How to handle my daughter???

@fchalida (196)
Indonesia
February 20, 2011 12:29am CST
At Saturday morning my daughter was coloring contest with all students. I see she have a talent give. She really want to win a contest, she give all her best. But the final was not give her the winner. I saw her sad face. She don't want to talk anything to me or my hubby until at home. But i try to hug her and talk to her until she really-really crying to me. She has feeling buried that make me confused to handle her. Do you have same experience? please give me advice.
2 people like this
9 responses
@staria (2780)
• Philippines
20 Feb 11
Just try to give her some time alone first. When everything's cool, try to simply talk to her, that not winning is a natural thing. There will be times that she will lose, but it doesnt really mean that she isnt good at all. Tell her to charge it to experience and that there will be more chances and more competitions in the future.
@fchalida (196)
• Indonesia
20 Feb 11
Hi staria, Do you thing it is good if i give her a present(full crayon) to her and tell her to more practice and find another competitions? And also trying to find good drawing teacher to teach her more? Do you thing i give the material thing to her to make better filling?
@jazel_juan (15746)
• Philippines
21 Feb 11
She is just broken hearted, i just wished you talked to her before the contest and explain to her that she try her best but do not expect to win, my daughter was into contests before, it was some dancing contest and she is good at it but i told her never expect to win, but i also told her to do her best and enjoy the contest. And well she did not win the contest but she was not heart broken for she knew she gave her best and at times we win, at times we loose.. she is one tough kid, and she is just 6 years old... maybe its time you give her space for a while and then give her a talk, mom and daughter bonding goodluck and that experience will make your child stronger. God bless!
@cream97 (29087)
• United States
20 Feb 11
Hi. fchalida. I have never went through this before. I am very sorry that you daughter was not chosen as the winner for the coloring contest. Assure her that she is still a winner in your eyes. The thought that she went out there and gave it her best shot, shows her a winner beyond reason.
• China
21 Feb 11
just confort her. I do think it is a good way for her: understanding pay does not always get back.
@LTL143 (57)
• Philippines
20 Feb 11
well, your daughter has a high expectation and too confident about herself.

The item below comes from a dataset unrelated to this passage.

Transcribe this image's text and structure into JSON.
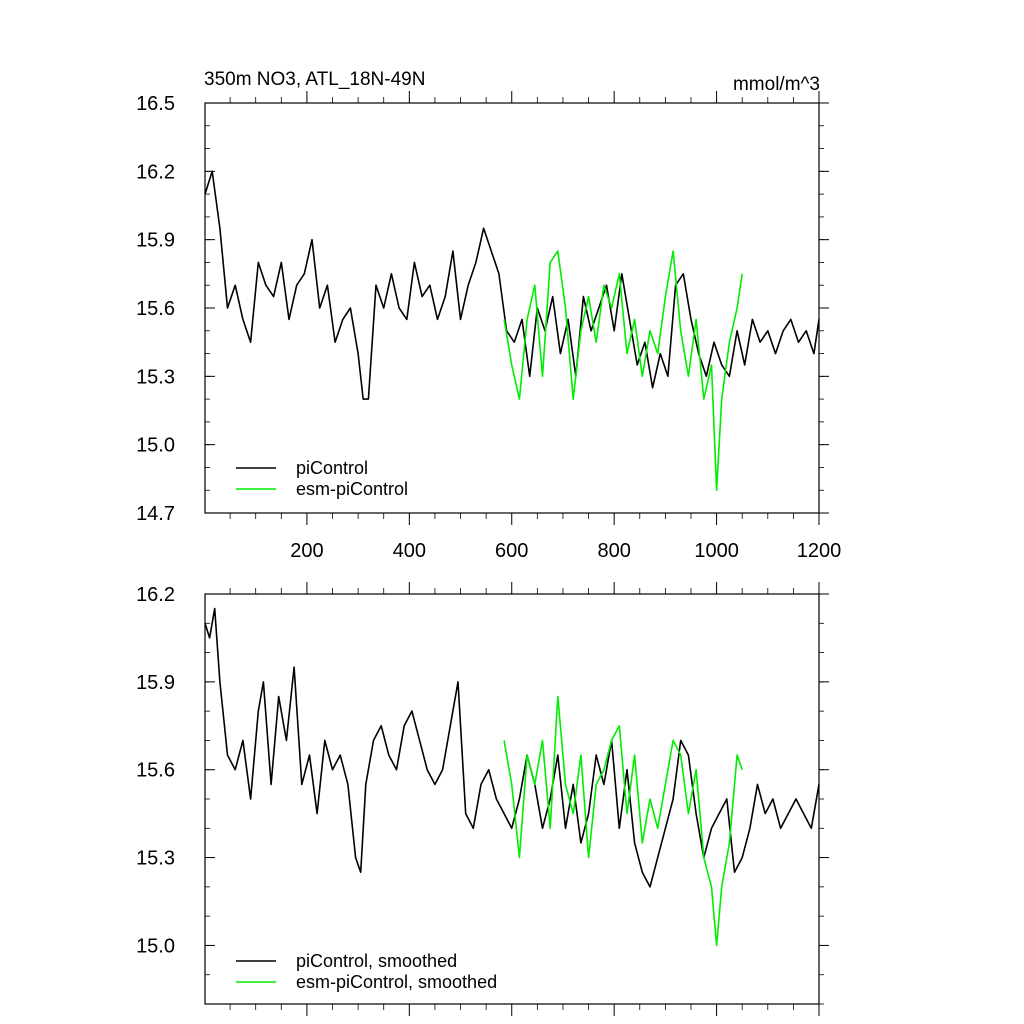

That's also and experience of my classmate in college, he expected to become cumlaude when we graduate, but sad to say he failed just because of points. What we gonna do with this matter is to explain to them that not anytime you win a battle. We need sometimes to commit failure in order for us to grow and become stronger. It's not a lose, its just a part of the stair to step on before we reach our goals.
@drinylane (117)
• Philippines
20 Feb 11
let her feel that for you she is the winner. you could have reward her for being a contestant. tell her that out of hundreds of students from her school...she is one of the best.
@phyrre (2317)
• United States
20 Feb 11
I'm sorry that you and your daughter had to go through this. She might need a little space right now and will talk to you and confide in you when she's ready and has had a little time to think it out herself. As a parent, all you can really do is encourage her. She did her best and that's what's really important, not whether she wins or not. There are going to be plenty of times in her life when she's not going to win and she needs to learn that that's a possibility. But, at the same time, that shouldn't stop her from competing and having fun. If you show her that having fun is the most important thing then she can color and enjoy it without taking it to heart and not minding if she doesn't win. ^_^ Good luck and I hope things get better with your daughter.
• Kenya
20 Feb 11
when small children are up to something,they mean it with all their hearts but we need to let them know that as much as we want to succeed in all that we do there must be some failure in our first or second attempts so the best thing to tell your daughter is to encourage her to keep on trying for through failure we get the apathy and urge to try once more and work on our weaknesses
• India
20 Feb 11
Spend some time just you and her and tell her how important she is too you and that you love everything that she does. and in your eyes she is a winner becasuse she is your winner. Your daughter the best daughter in the whole wide world.